Deprem bölgesinden dönen CHP Hatay Milletvekili Suzan Şahin, halkın yalnız bırakıldığını haykırdı: “Zamanında gelmediniz, Hatay’ı ölüme terk ettiniz, Hatay’a kefen bile vermediniz, 40’lı 40’lı kıyafetleriyle battaniyelere, bazıları da sarılı olmayan bacaklarıyla gömüldüler, bazıları gömülemedi bile, uzun günler sıra beklediler.”
CHP, Meclis’te ‘cinsiyet perspektifinde afetlerde kadınların sorunları’yla ilgili araştırma önergesinin gündemin önüne alınarak bugün görüşülmesine ilişkin grup önerisi verdi. Öneri, AKP ve MHP milletvekillerinin oylarıyla reddedildi.
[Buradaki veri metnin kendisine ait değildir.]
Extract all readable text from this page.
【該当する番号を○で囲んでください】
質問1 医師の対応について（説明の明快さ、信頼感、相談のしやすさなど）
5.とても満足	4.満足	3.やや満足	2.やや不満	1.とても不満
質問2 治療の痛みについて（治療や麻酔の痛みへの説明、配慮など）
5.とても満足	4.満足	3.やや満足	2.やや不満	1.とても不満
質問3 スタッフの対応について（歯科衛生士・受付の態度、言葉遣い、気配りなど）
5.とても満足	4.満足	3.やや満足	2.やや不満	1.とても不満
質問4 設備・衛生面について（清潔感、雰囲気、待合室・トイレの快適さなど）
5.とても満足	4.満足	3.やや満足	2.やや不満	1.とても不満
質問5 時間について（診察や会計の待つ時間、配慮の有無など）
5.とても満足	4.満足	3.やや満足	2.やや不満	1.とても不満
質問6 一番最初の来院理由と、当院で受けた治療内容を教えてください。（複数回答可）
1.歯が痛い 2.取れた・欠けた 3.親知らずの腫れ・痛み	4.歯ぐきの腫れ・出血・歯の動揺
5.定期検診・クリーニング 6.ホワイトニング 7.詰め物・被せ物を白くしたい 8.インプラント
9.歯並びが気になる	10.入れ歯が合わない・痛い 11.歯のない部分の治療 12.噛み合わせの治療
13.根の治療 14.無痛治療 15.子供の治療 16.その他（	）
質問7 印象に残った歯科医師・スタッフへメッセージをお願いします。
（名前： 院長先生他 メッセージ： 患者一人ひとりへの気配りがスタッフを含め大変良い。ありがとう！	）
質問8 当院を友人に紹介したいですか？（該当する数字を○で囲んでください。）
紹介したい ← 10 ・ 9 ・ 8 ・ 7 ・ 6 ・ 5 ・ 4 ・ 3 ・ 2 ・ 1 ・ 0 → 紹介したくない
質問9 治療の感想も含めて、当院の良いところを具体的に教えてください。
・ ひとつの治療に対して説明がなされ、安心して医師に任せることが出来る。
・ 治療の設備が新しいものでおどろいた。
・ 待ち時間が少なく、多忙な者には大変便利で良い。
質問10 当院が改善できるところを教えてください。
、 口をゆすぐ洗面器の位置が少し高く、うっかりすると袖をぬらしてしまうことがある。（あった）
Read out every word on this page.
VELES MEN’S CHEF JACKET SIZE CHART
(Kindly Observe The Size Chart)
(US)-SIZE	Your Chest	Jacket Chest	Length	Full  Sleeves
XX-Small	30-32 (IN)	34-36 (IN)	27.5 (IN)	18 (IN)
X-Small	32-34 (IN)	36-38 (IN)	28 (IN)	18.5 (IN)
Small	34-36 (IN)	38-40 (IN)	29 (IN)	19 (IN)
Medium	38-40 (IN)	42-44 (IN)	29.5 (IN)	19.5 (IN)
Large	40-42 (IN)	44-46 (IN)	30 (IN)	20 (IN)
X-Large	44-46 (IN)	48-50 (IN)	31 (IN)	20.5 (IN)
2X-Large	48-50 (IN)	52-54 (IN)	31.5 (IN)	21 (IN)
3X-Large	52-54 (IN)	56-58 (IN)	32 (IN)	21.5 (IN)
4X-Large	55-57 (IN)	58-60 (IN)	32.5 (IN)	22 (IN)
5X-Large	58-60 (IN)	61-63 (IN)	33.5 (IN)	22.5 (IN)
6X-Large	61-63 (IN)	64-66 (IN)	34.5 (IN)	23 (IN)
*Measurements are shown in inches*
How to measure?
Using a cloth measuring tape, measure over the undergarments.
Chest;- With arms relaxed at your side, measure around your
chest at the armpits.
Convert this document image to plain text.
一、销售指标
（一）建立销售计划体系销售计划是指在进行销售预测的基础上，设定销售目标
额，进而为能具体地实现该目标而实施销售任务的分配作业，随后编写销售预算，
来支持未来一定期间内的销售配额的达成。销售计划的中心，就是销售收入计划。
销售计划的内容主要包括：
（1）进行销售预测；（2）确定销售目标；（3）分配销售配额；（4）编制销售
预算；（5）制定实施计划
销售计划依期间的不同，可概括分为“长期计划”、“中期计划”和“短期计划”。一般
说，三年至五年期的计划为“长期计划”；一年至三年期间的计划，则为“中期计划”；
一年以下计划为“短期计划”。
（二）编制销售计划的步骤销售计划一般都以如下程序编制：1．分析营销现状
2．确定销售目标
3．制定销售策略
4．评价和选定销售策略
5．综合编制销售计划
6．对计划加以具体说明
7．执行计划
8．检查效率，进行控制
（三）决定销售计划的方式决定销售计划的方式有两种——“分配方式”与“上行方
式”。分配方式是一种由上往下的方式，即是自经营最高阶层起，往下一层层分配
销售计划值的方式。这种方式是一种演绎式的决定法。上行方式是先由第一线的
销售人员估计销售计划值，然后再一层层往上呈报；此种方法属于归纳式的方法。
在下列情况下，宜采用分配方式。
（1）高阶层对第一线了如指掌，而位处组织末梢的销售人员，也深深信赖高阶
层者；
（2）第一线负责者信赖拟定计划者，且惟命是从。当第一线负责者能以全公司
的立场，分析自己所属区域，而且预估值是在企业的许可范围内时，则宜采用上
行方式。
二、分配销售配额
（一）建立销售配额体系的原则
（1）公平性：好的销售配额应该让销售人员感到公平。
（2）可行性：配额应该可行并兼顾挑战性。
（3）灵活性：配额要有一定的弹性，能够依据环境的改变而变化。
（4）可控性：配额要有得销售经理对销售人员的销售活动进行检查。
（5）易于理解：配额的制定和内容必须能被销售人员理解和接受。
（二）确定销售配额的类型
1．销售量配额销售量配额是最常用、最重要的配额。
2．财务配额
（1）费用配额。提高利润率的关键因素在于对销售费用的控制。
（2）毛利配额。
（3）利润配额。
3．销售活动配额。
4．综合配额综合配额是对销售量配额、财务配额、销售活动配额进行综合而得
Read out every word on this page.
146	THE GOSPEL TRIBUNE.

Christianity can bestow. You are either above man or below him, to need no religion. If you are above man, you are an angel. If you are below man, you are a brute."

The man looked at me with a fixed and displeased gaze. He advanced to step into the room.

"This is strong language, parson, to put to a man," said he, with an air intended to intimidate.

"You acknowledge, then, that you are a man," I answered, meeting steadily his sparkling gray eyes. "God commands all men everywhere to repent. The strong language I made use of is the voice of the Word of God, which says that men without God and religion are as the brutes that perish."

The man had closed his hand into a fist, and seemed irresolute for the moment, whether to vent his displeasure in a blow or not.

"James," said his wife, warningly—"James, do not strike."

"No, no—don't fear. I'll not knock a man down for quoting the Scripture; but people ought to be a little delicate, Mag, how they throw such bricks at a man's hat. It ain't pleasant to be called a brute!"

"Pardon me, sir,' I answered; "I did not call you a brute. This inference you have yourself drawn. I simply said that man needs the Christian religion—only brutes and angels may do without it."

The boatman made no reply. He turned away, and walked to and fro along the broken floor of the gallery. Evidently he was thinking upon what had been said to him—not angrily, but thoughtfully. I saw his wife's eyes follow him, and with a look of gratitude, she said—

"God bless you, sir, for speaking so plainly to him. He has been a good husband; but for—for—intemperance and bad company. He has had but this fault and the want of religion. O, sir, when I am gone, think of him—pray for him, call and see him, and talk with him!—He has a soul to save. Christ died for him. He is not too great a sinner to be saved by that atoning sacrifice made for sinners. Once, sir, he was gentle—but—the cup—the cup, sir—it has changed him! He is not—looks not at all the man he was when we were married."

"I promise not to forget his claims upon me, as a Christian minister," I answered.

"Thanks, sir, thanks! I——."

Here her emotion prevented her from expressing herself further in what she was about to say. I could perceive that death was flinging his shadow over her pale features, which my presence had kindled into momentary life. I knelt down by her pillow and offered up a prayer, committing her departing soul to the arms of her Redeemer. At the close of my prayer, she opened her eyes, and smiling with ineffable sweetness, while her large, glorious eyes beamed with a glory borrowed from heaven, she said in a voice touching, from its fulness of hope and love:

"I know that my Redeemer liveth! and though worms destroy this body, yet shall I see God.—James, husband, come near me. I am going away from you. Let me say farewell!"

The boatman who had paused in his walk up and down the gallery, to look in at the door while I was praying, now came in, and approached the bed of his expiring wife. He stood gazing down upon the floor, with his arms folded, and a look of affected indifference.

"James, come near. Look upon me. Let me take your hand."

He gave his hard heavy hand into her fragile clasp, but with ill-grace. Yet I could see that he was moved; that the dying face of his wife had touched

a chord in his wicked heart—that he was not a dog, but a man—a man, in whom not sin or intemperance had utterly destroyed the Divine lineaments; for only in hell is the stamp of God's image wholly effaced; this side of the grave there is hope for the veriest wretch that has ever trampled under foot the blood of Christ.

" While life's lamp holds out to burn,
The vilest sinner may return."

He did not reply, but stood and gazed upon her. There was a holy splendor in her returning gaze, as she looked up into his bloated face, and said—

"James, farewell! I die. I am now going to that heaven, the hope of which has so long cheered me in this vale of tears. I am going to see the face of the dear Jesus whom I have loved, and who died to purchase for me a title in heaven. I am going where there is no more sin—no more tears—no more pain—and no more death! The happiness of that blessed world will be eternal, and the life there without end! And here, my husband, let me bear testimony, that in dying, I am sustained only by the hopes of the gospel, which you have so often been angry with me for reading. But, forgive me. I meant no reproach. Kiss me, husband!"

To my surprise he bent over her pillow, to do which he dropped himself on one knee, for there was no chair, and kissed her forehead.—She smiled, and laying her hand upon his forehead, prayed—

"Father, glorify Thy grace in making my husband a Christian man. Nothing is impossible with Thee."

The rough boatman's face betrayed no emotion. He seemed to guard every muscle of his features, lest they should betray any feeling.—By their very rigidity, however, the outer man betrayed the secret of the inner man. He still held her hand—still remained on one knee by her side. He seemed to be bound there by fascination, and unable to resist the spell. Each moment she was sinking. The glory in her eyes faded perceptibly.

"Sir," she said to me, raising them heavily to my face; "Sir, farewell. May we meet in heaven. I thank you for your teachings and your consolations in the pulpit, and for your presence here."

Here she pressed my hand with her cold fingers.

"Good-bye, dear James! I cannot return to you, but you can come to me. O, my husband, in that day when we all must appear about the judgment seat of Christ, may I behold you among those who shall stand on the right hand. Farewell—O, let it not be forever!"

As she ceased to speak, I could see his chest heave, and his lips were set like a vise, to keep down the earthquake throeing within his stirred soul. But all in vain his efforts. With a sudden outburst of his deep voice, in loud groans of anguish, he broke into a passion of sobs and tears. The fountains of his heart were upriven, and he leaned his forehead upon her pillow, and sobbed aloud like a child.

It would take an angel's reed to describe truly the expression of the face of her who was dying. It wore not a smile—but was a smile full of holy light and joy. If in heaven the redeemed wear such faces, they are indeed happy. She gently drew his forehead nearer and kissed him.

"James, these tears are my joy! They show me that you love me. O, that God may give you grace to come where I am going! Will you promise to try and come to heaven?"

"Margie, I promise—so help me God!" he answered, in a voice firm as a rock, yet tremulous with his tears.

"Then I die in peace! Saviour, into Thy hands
ANKA’nın haberine göre öneri üzerine söz alan CHP’li Şahin, Kahramanmaraş ve Hatay merkezli depremlere Hatay’ın İskenderun ilçesindeki evinde yakalandığını belirterek şunları söyledi:
“İlk depremde evimin sağındaki ve solundaki o ünlü Eda Apartmanı ve Sahil Apartmanı çöktü. Sabahın ilk ışıklarında ailelerinden önce deprem enkazında ben vardım. Komşularımdı, seslerini duyuyor ve tanıyordum.
Bu felakette yine gittim kaymakamın yanına. Gittiğim her göçükte hilti, arama kurtarma ekibi, ışık, asker, polis, ne istersen; bir el gücü istiyorlardı ama yoktu.
10 ilin toplamından daha fazla can verdik. Buradan arkadaşım sayıyor ‘Falan yere şu kadar kurtarma, falan yere…’ İskenderun’u saydın mı? İskenderun’a gelmedi. 400 göçük, 2 bin apartman yıkıldı. 35 kişi arama kurtarma ekibine soruyorum ‘Nasıl çalışmalısın’, ‘Biz ekip çalışırız’ diyor. 77, 100 olsun; 100 göçüğe gittiniz, 300’ünde kimse yok. Sekiz gün gelmedi, birçok göçüğe uğramadılar. Sebep? Hani biz uzaya gidiyorduk, hani Avrupa bizi kıskanıyordu, hani. Neredeydiniz? ‘AFAD neredeydi, Kızılay neredeydi, asker neredeydi’ deyince kızıyorsunuz. Ben askerime canımı veririm, asker benim kırmızı çizgim ama o askeri oraya yığmayan iradeye söylüyorum.
Hatay’a zamanında gelmediniz, Hatay’ı ölüme terk ettiniz, Hatay’a kefen bile vermediniz, 40’lı 40’lı kıyafetleriyle battaniyelere, bazıları da sarılı olmayan bacaklarıyla gömüldüler, bazıları gömülemedi bile, uzun günler sıra beklediler. Hataylılara ilk gün bir bardak su dahi vermediniz; insanları enkaz altında, yakınları enkaz altında, başlarında kederleriyle bıraktınız; ailemiz, yakınlarımız, sevdiklerimiz gitti. Siz gönüllü gelenlere AFAD yeleği giydirdiniz, siz gönüllü gelenlere asker kıyafeti giydirdiniz. Onları korumak mıydı maksadınız, acziyetinizi kapatmak mı?”